More wind in the sails for Dampskibsselskabet Norden too

It wasn’t long ago that the troubled Danish tanker operator Torm was teetering on the brink of financial collapse. But now it seems that the company has surfaced from its brush with Davey Jones’s locker.

In a bid to safeguard its future, Torm agreed in October last year to a restructuring of its debt with a group of its lenders led by Oaktree Capital Management, a major US investor, in a bid to safeguard its future.
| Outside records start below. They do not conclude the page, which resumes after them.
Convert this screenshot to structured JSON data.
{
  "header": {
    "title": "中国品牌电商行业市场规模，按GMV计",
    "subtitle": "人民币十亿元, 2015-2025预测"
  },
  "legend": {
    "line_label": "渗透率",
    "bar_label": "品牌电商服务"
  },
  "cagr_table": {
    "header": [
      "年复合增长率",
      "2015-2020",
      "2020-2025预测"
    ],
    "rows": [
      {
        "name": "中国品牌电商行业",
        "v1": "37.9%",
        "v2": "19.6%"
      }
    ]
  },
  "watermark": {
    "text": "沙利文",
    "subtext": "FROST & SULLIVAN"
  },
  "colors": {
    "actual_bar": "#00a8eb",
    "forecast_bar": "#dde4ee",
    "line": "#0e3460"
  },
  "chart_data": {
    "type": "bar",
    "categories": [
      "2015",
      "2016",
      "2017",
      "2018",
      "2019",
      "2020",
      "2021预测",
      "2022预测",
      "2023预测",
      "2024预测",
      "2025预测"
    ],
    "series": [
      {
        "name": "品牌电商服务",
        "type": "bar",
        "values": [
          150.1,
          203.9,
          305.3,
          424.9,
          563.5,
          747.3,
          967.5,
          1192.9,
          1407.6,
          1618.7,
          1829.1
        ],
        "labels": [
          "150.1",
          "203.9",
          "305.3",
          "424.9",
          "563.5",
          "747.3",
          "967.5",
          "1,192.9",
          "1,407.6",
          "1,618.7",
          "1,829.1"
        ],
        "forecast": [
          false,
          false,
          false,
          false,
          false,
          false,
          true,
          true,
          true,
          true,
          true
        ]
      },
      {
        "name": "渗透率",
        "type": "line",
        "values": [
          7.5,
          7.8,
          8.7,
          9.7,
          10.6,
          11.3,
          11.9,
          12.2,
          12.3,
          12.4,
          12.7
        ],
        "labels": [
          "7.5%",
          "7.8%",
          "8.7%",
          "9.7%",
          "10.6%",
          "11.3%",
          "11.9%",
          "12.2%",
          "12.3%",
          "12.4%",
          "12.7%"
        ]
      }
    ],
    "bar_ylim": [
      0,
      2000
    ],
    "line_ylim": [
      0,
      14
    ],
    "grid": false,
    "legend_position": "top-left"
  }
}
With the restructuring now in place, the company has made strong strides forward.

“Torm has continued to benefit from the strong product tanker market that prevailed in the first half of 2015 when Torm generated an EBITDA of 100 million US dollars,” said chief executive Jacob Meldgaard.

“I am very pleased that Torm finalised its restructuring on 13 July 2015, as the company’s strong operational platform now has financial and strategic flexibility.” In the second quarter of 2015, Torm realised a positive EBITDA of 47 million US dollars and a result before tax that broke even.

Torm, one of the largest product tanker companies in the world, owns 43 tankers, two dry bulk vessels and operates 53 other vessels.

READ MORE: Torm agrees to debt restructuring

145 and still going strong
In related news, one of Denmark’s oldest existing shipping companies, Dampskibsselskabet Norden, which was established back in 1871, also presented a positive financial result for the second quarter.

Dampskibsselskabet Norden’s EBIT for the second quarter of 2015 was 36 million US dollars – the company’s best result in 14 quarters, or three and a half years.

“Norden has performed well during the first half of 2015,” said its chief executive, Jan Rindbo.

“Our Tanker business has utilised the particularly strong markets to generate its best quarterly operating result ever. At the same time, as a result of good coverage and sound business acumen, our dry cargo business has made it decently through an otherwise historically poor first half-year for the dry cargo market.”